Иногда перед киоском по всему Литейному проспекту протягивалась длинная очередь, мешавшая другим пешеходам. Порой в её конец пристраивались домохозяйки, думавшие, что там, в самом начале, торгуют копчёной колбасой навынос, а иначе откуда у людей с утра столько радости на лицах? Дойдя до киоска, обманутые в ожиданиях домохозяйки фыркали от возмущения и жадничали. Но уже на следующий день они приходили именно за покупкой открыток. Чего только не узнаешь в очереди за пятикопеечным счастьем!
— Представляете, к нам в поликлинику прислали нового детского доктора.
— А моей дочери вчера премию дали!
— А наш танцевальный коллектив удачно выступил на празднике.

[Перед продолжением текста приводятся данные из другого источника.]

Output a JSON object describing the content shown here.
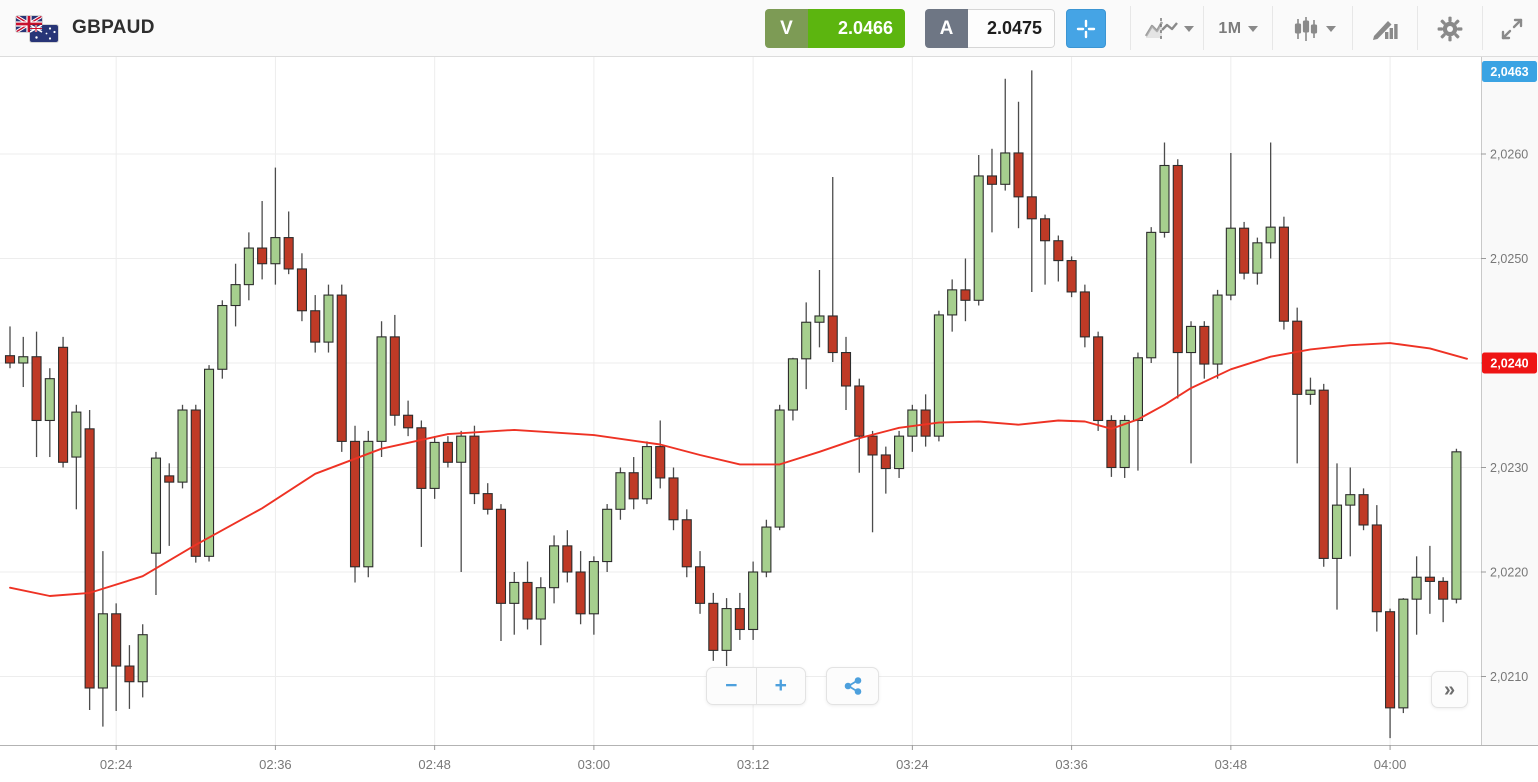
{
  "header": {
    "symbol": "GBPAUD",
    "instrument_flags": [
      "United Kingdom",
      "Australia"
    ],
    "sell": {
      "label": "V",
      "price": "2.0466",
      "tag_color": "#7d9b55",
      "value_color": "#5cb50f"
    },
    "buy": {
      "label": "A",
      "price": "2.0475",
      "tag_color": "#6e7684",
      "value_color": "#fdfdfd"
    },
    "timeframe": "1M",
    "icons": [
      "crosshair-icon",
      "compare-charts-icon",
      "timeframe-dropdown",
      "candlestick-type-icon",
      "draw-indicator-icon",
      "settings-gear-icon",
      "fullscreen-expand-icon"
    ]
  },
  "footer": {
    "zoom_out_label": "−",
    "zoom_in_label": "+",
    "share_icon": "share-icon",
    "scroll_latest_label": "»"
  },
  "chart_data": {
    "type": "candlestick",
    "title": "GBPAUD 1M candlestick chart",
    "interval": "1M",
    "start_time": "02:16",
    "interval_minutes": 1,
    "grid": true,
    "colors": {
      "up_fill": "#a6cf8e",
      "down_fill": "#bf3a26",
      "candle_stroke": "#2d2d2d",
      "wick": "#4c4c4c",
      "ma_line": "#ee3224",
      "grid": "#ededed",
      "axis_text": "#787878",
      "current_badge": "#3aa3e3",
      "ma_badge": "#ee1515"
    },
    "x_ticks": [
      {
        "label": "02:24",
        "index": 8
      },
      {
        "label": "02:36",
        "index": 20
      },
      {
        "label": "02:48",
        "index": 32
      },
      {
        "label": "03:00",
        "index": 44
      },
      {
        "label": "03:12",
        "index": 56
      },
      {
        "label": "03:24",
        "index": 68
      },
      {
        "label": "03:36",
        "index": 80
      },
      {
        "label": "03:48",
        "index": 92
      },
      {
        "label": "04:00",
        "index": 104
      }
    ],
    "y_ticks": [
      {
        "label": "2,0260",
        "price": 2.026
      },
      {
        "label": "2,0250",
        "price": 2.025
      },
      {
        "label": "2,0240",
        "price": 2.024
      },
      {
        "label": "2,0230",
        "price": 2.023
      },
      {
        "label": "2,0220",
        "price": 2.022
      },
      {
        "label": "2,0210",
        "price": 2.021
      }
    ],
    "badges": {
      "current_price": {
        "label": "2,0463",
        "clamped_to_top": true
      },
      "ma_price": {
        "label": "2,0240",
        "price": 2.024
      }
    },
    "ylim": [
      2.0203,
      2.027
    ],
    "candles_format": [
      "open",
      "high",
      "low",
      "close"
    ],
    "candles": [
      [
        2.02407,
        2.02435,
        2.02395,
        2.024
      ],
      [
        2.024,
        2.02425,
        2.02377,
        2.02406
      ],
      [
        2.02406,
        2.0243,
        2.0231,
        2.02345
      ],
      [
        2.02345,
        2.02395,
        2.0231,
        2.02385
      ],
      [
        2.02415,
        2.02425,
        2.023,
        2.02305
      ],
      [
        2.0231,
        2.0236,
        2.0226,
        2.02353
      ],
      [
        2.02337,
        2.02355,
        2.02068,
        2.02089
      ],
      [
        2.02089,
        2.0222,
        2.02052,
        2.0216
      ],
      [
        2.0216,
        2.0217,
        2.02067,
        2.0211
      ],
      [
        2.0211,
        2.0213,
        2.02069,
        2.02095
      ],
      [
        2.02095,
        2.0215,
        2.0208,
        2.0214
      ],
      [
        2.02218,
        2.02315,
        2.02178,
        2.02309
      ],
      [
        2.02292,
        2.02304,
        2.02225,
        2.02286
      ],
      [
        2.02286,
        2.0236,
        2.0228,
        2.02355
      ],
      [
        2.02355,
        2.0236,
        2.02209,
        2.02215
      ],
      [
        2.02215,
        2.02398,
        2.0221,
        2.02394
      ],
      [
        2.02394,
        2.0246,
        2.02385,
        2.02455
      ],
      [
        2.02455,
        2.02495,
        2.02435,
        2.02475
      ],
      [
        2.02475,
        2.02525,
        2.0246,
        2.0251
      ],
      [
        2.0251,
        2.02555,
        2.0248,
        2.02495
      ],
      [
        2.02495,
        2.02587,
        2.02475,
        2.0252
      ],
      [
        2.0252,
        2.02545,
        2.02485,
        2.0249
      ],
      [
        2.0249,
        2.02505,
        2.0244,
        2.0245
      ],
      [
        2.0245,
        2.02465,
        2.0241,
        2.0242
      ],
      [
        2.0242,
        2.02475,
        2.0241,
        2.02465
      ],
      [
        2.02465,
        2.02475,
        2.02315,
        2.02325
      ],
      [
        2.02325,
        2.0234,
        2.0219,
        2.02205
      ],
      [
        2.02205,
        2.02335,
        2.02195,
        2.02325
      ],
      [
        2.02325,
        2.0244,
        2.0231,
        2.02425
      ],
      [
        2.02425,
        2.02446,
        2.0234,
        2.0235
      ],
      [
        2.0235,
        2.02364,
        2.0233,
        2.02338
      ],
      [
        2.02338,
        2.02345,
        2.02224,
        2.0228
      ],
      [
        2.0228,
        2.0233,
        2.0227,
        2.02324
      ],
      [
        2.02324,
        2.0233,
        2.023,
        2.02305
      ],
      [
        2.02305,
        2.02335,
        2.022,
        2.0233
      ],
      [
        2.0233,
        2.0234,
        2.02265,
        2.02275
      ],
      [
        2.02275,
        2.02285,
        2.02255,
        2.0226
      ],
      [
        2.0226,
        2.02265,
        2.02134,
        2.0217
      ],
      [
        2.0217,
        2.022,
        2.0214,
        2.0219
      ],
      [
        2.0219,
        2.0221,
        2.02145,
        2.02155
      ],
      [
        2.02155,
        2.02195,
        2.0213,
        2.02185
      ],
      [
        2.02185,
        2.02235,
        2.0217,
        2.02225
      ],
      [
        2.02225,
        2.0224,
        2.0219,
        2.022
      ],
      [
        2.022,
        2.0222,
        2.0215,
        2.0216
      ],
      [
        2.0216,
        2.02215,
        2.0214,
        2.0221
      ],
      [
        2.0221,
        2.02265,
        2.022,
        2.0226
      ],
      [
        2.0226,
        2.023,
        2.0225,
        2.02295
      ],
      [
        2.02295,
        2.0231,
        2.0226,
        2.0227
      ],
      [
        2.0227,
        2.02325,
        2.02265,
        2.0232
      ],
      [
        2.0232,
        2.02345,
        2.0228,
        2.0229
      ],
      [
        2.0229,
        2.023,
        2.0224,
        2.0225
      ],
      [
        2.0225,
        2.0226,
        2.02195,
        2.02205
      ],
      [
        2.02205,
        2.0222,
        2.0216,
        2.0217
      ],
      [
        2.0217,
        2.0218,
        2.02115,
        2.02125
      ],
      [
        2.02125,
        2.02175,
        2.0211,
        2.02165
      ],
      [
        2.02165,
        2.0218,
        2.02135,
        2.02145
      ],
      [
        2.02145,
        2.0221,
        2.02135,
        2.022
      ],
      [
        2.022,
        2.0225,
        2.02195,
        2.02243
      ],
      [
        2.02243,
        2.0236,
        2.0224,
        2.02355
      ],
      [
        2.02355,
        2.02405,
        2.02345,
        2.02404
      ],
      [
        2.02404,
        2.02458,
        2.02375,
        2.02439
      ],
      [
        2.02439,
        2.02489,
        2.02415,
        2.02445
      ],
      [
        2.02445,
        2.02578,
        2.02401,
        2.0241
      ],
      [
        2.0241,
        2.02425,
        2.02355,
        2.02378
      ],
      [
        2.02378,
        2.02385,
        2.02295,
        2.0233
      ],
      [
        2.0233,
        2.02335,
        2.02238,
        2.02312
      ],
      [
        2.02312,
        2.0232,
        2.02275,
        2.02299
      ],
      [
        2.02299,
        2.02335,
        2.0229,
        2.0233
      ],
      [
        2.0233,
        2.0236,
        2.02315,
        2.02355
      ],
      [
        2.02355,
        2.0237,
        2.0232,
        2.0233
      ],
      [
        2.0233,
        2.0245,
        2.02325,
        2.02446
      ],
      [
        2.02446,
        2.0248,
        2.0243,
        2.0247
      ],
      [
        2.0247,
        2.025,
        2.0244,
        2.0246
      ],
      [
        2.0246,
        2.02599,
        2.02455,
        2.02579
      ],
      [
        2.02579,
        2.02605,
        2.02525,
        2.02571
      ],
      [
        2.02571,
        2.02672,
        2.02565,
        2.02601
      ],
      [
        2.02601,
        2.0265,
        2.02529,
        2.02559
      ],
      [
        2.02559,
        2.0268,
        2.02468,
        2.02538
      ],
      [
        2.02538,
        2.02542,
        2.02475,
        2.02517
      ],
      [
        2.02517,
        2.02522,
        2.02478,
        2.02498
      ],
      [
        2.02498,
        2.02502,
        2.02463,
        2.02468
      ],
      [
        2.02468,
        2.02475,
        2.02415,
        2.02425
      ],
      [
        2.02425,
        2.0243,
        2.02335,
        2.02345
      ],
      [
        2.02345,
        2.0235,
        2.02291,
        2.023
      ],
      [
        2.023,
        2.0235,
        2.0229,
        2.02345
      ],
      [
        2.02345,
        2.0241,
        2.02297,
        2.02405
      ],
      [
        2.02405,
        2.0253,
        2.024,
        2.02525
      ],
      [
        2.02525,
        2.02611,
        2.0252,
        2.02589
      ],
      [
        2.02589,
        2.02595,
        2.02366,
        2.0241
      ],
      [
        2.0241,
        2.0244,
        2.02304,
        2.02435
      ],
      [
        2.02435,
        2.0244,
        2.02385,
        2.02399
      ],
      [
        2.02399,
        2.0247,
        2.02385,
        2.02465
      ],
      [
        2.02465,
        2.02601,
        2.0246,
        2.02529
      ],
      [
        2.02529,
        2.02535,
        2.0248,
        2.02486
      ],
      [
        2.02486,
        2.0252,
        2.02475,
        2.02515
      ],
      [
        2.02515,
        2.02611,
        2.025,
        2.0253
      ],
      [
        2.0253,
        2.0254,
        2.02432,
        2.0244
      ],
      [
        2.0244,
        2.02453,
        2.02304,
        2.0237
      ],
      [
        2.0237,
        2.02386,
        2.0236,
        2.02374
      ],
      [
        2.02374,
        2.0238,
        2.02205,
        2.02213
      ],
      [
        2.02213,
        2.02304,
        2.02164,
        2.02264
      ],
      [
        2.02264,
        2.023,
        2.02215,
        2.02274
      ],
      [
        2.02274,
        2.0228,
        2.0224,
        2.02245
      ],
      [
        2.02245,
        2.02264,
        2.02143,
        2.02162
      ],
      [
        2.02162,
        2.02165,
        2.02041,
        2.0207
      ],
      [
        2.0207,
        2.02175,
        2.02065,
        2.02174
      ],
      [
        2.02174,
        2.02215,
        2.0214,
        2.02195
      ],
      [
        2.02195,
        2.02225,
        2.0216,
        2.02191
      ],
      [
        2.02191,
        2.02195,
        2.02152,
        2.02174
      ],
      [
        2.02174,
        2.02318,
        2.0217,
        2.02315
      ]
    ],
    "ma_line": {
      "name": "moving-average",
      "points_format": [
        "candle_index",
        "price"
      ],
      "points": [
        [
          0,
          2.02185
        ],
        [
          3,
          2.02177
        ],
        [
          6,
          2.0218
        ],
        [
          10,
          2.02196
        ],
        [
          14,
          2.02226
        ],
        [
          19,
          2.02261
        ],
        [
          23,
          2.02294
        ],
        [
          28,
          2.02318
        ],
        [
          33,
          2.02332
        ],
        [
          38,
          2.02336
        ],
        [
          44,
          2.02331
        ],
        [
          49,
          2.02322
        ],
        [
          52,
          2.02312
        ],
        [
          55,
          2.02303
        ],
        [
          58,
          2.02303
        ],
        [
          61,
          2.02315
        ],
        [
          64,
          2.02328
        ],
        [
          67,
          2.02338
        ],
        [
          70,
          2.02343
        ],
        [
          73,
          2.02344
        ],
        [
          76,
          2.02341
        ],
        [
          79,
          2.02345
        ],
        [
          81,
          2.02344
        ],
        [
          83,
          2.02337
        ],
        [
          85,
          2.02346
        ],
        [
          87,
          2.0236
        ],
        [
          89,
          2.02376
        ],
        [
          92,
          2.02394
        ],
        [
          95,
          2.02406
        ],
        [
          98,
          2.02413
        ],
        [
          101,
          2.02417
        ],
        [
          104,
          2.02419
        ],
        [
          107,
          2.02414
        ],
        [
          109.8,
          2.02404
        ]
      ]
    }
  }
}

— А у меня кошка родила таких очаровательных белых котят, я всех раздала!
— А мой сын женится наконец-то!
Алевтина Модестовна радовалась вместе с покупателями, пока однажды на витрине не осталась одна открытка с замятым уголком. Манчини подписал её для девочки, торопившейся на день рождения к подруге. Очередь разочарованно разошлась, а Алевтина Модестовна со вздохом заперла киоск, Манчини шмыгнул в её ридикюль, и они направились на склад за пополнением ассортимента.
Алевтина Модестовна очень не любила казёнщину. Слова «ассортимент», «накладная», «спецификация» заставляли глаза увлажняться от печали. Куда приятнее читать стихи и любоваться бронзовым листопадом, белыми корабликами с туристами, плывущими по Фонтанке, и находить для всего простые и приятные слова. Ленинград, несмотря на холодный ветер — город поэтов, художников и волшебников, даже если они работают продавцами. Но с начальством надо было говорить по существу темы, и Алевтина Модестовна по дороге вспоминала весь перечень любимых бюрократами слов слов: канцелярские принадлежности, почтовая продукция, эффективная торговля.
Завскладом – упитанный усач в хлопчатобумажном костюме цвета хаки, поверх которого была наброшена стёганая синяя куртка — что-то помечал на бланке, под который подложил заляпанную картонку.
— Уважаемый Пётр Семёнович, — Алевтина Модестовна увидела большие ящики с маркировкой «Почтовые карточки для открытого письма» и растеряла все канцелярские слова, — как кстати я зашла! Мне срочно нужно пополнить запас … красивых и нарядных открыток. Тех, которые по пять копеек.
Пётр Семёнович поднял лысую голову и лукаво посмотрел на продавщицу.
— Не получится, уважаемая моя, — ответил он, — вся почтовая продукция бракованная, и подлежит возврату на фабрику. Не знаете, кто в этом виноват?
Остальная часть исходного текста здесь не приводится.